# Photos + a request for a sex ID



## freixas (Oct 1, 2016)

Hi,

This is Lucy's "portrait studio" photo:










I'd love an opinion of Lucy's sex. Obviously, we think Lucy is a girl. Since the colors on the studio portrait are a bit enhanced, here is a portion of the same image with few enhancements:










Thanks for the sex ID help!


----------



## StarlingWings (Mar 15, 2013)

She is definitely and without a doubt, a gorgeous little girl 💛


----------



## freixas (Oct 1, 2016)

StarlingWings said:


> She is definitely and without a doubt, a gorgeous little girl 💛


Thank you so much! As I was waiting for an answer (which didn't take long), I was reading about all the different parakeet mutations. Here is a photo that shows more of her coloring and without much color tweaking. She has such an unusual color—a pale, mint-green body fading to gray at the tail and a yellow head with faded blue-gray cheek patches. Does this coloring identify her as a specific mutation?


----------



## StarlingWings (Mar 15, 2013)

She's a sky blue single factor goldenface greywing budgie! Her bright yellow face blends in with the blue to make mint green. Both yellowface II and single factor goldenface have this effect. 

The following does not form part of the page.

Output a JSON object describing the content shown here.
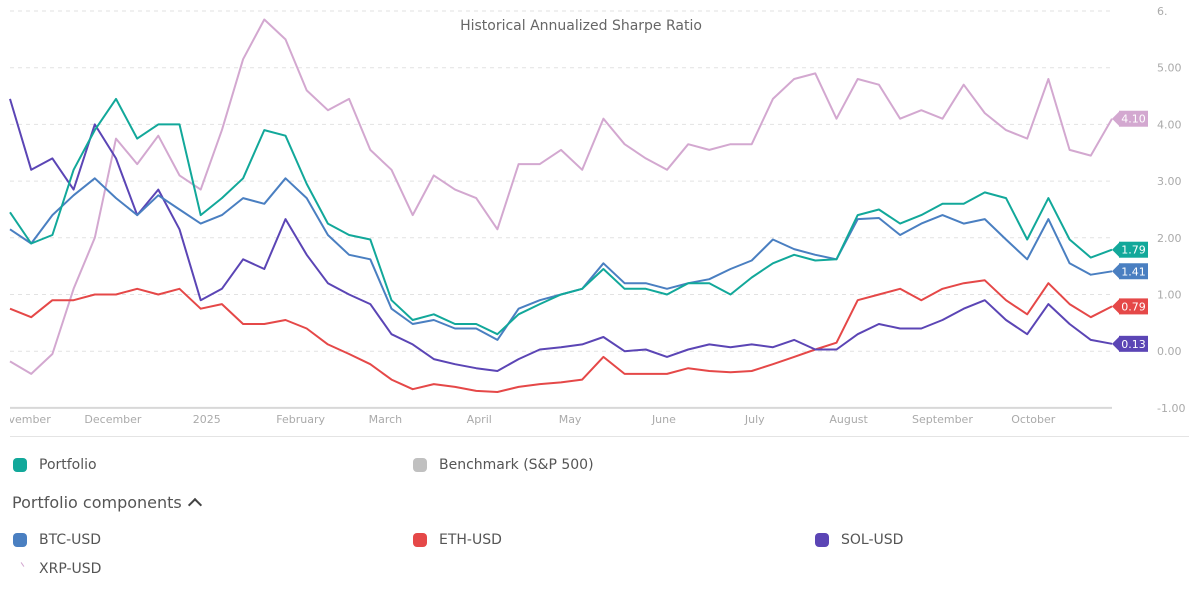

She is truly a gorgeous girl!


----------



## freixas (Oct 1, 2016)

StarlingWings said:


> She's a sky blue single factor goldenface greywing budgie! Her bright yellow face blends in with the blue to make mint green. Both yellowface II and single factor goldenface have this effect.
> 
> She is truly a gorgeous girl!


Wow! Thank you! Yes., she's a stunner.


----------



## FaeryBee (May 9, 2011)

*Lucy is absolutely gorgeous!*


----------